«Левение» буржуазии и задачи пролетариата
«Левение» буржуазии и задачи пролетариата
Вопрос о «левении» торгово-промышленной буржуазии давно уже не сходит со страниц нашей легальной печати. Отмечено и признано, что октябристская печать от времени до времени регулярно предается воркотне против «аграрной» (читай: крепостнически-помещичьей) Думы и против соответствующей политики царизма. Отмечено и признано, что целый ряд и местных профессиональных и общенациональных организаций торговцев и промышленников, – начиная от провинциальных биржевых комитетов и кончая «Советом съездов представителей торговли и промышленности», – выражает именно в последние годы и особенно в последнее время недовольство помещичьей политикой. Описано московское «братанье миллионов с наукой», сиречь закрытые от публики совещания крупнейших московских и петербургских тузов: Крестовникова, Гужона, Вольского и др., с кадетскими профессорами и писателями: Мануйловым, Струве, Кизеветтером и К. Нечего и говорить, что либеральная печать, вплоть до органов меньшевиков, смакует каждое такое известие и трубит? на тысячи ладов о возрождении и обновлении либерализма.

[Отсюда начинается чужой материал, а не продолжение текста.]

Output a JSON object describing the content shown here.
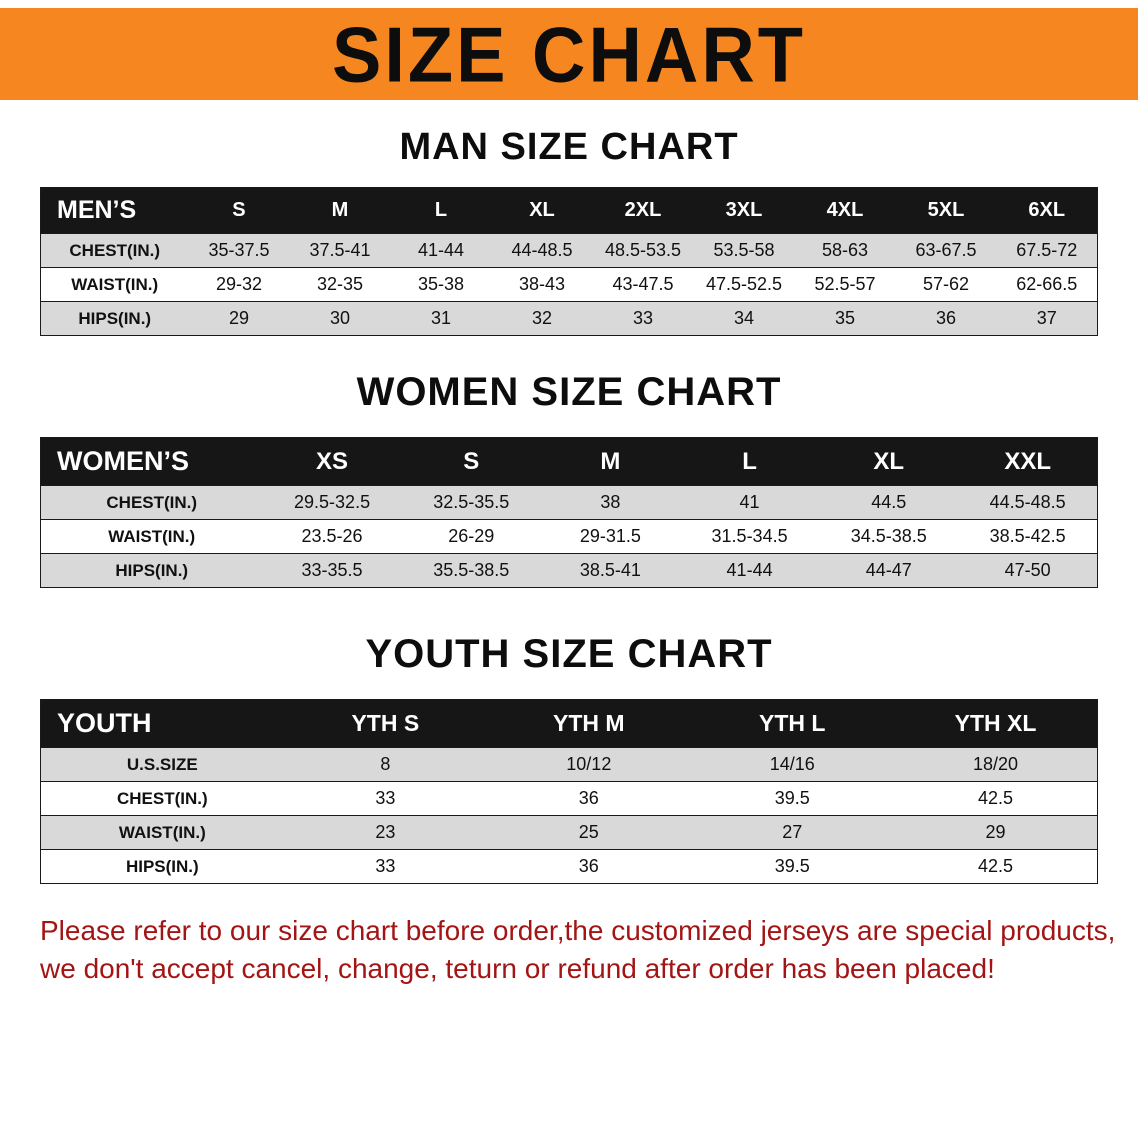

Пресловутое «левение» буржуазии нашло свое выражение в «политических» шагах царского правительства и в думских выступлениях. Излюбленное лицо российского купечества – и в то же время старая бюрократическая крыса – г. Тимирязев назначен министром торговли и промышленности. 13-го марта он выступил в Думе с большой «программной» речью, – подобные речи министров называются во всех черносотенно-буржуазных и просто буржуазных парламентах мира программными речами исключительно «для ради важности». На деле никакой программы царский министр не изложил, а отделался, как водится, ровно ничего не говорящими любезными кивками по адресу капиталистов, да угрозами по адресу рабочего класса, соединив, конечно, эти угрозы с казенно-лицемерным выражением «сочувствия». 19-го марта это лобызание министра с вождями капитала было повторено в Москве, где Тимирязев и Крестовников обменялись любезными речами в заседании московского биржевого общества. «Россия больна, но при надлежащем уходе болезнь ее не опасна и скоропреходяща», – говорил Крестовников, приветствуя глубокоуважаемого Тимирязева. А Тимирязев, благодаря глубокоуважаемого Крестовникова, выражал от имени правительства благосклонное согласие «ухаживать» за больной посредством испытанных столыпинских средств «переходного времени».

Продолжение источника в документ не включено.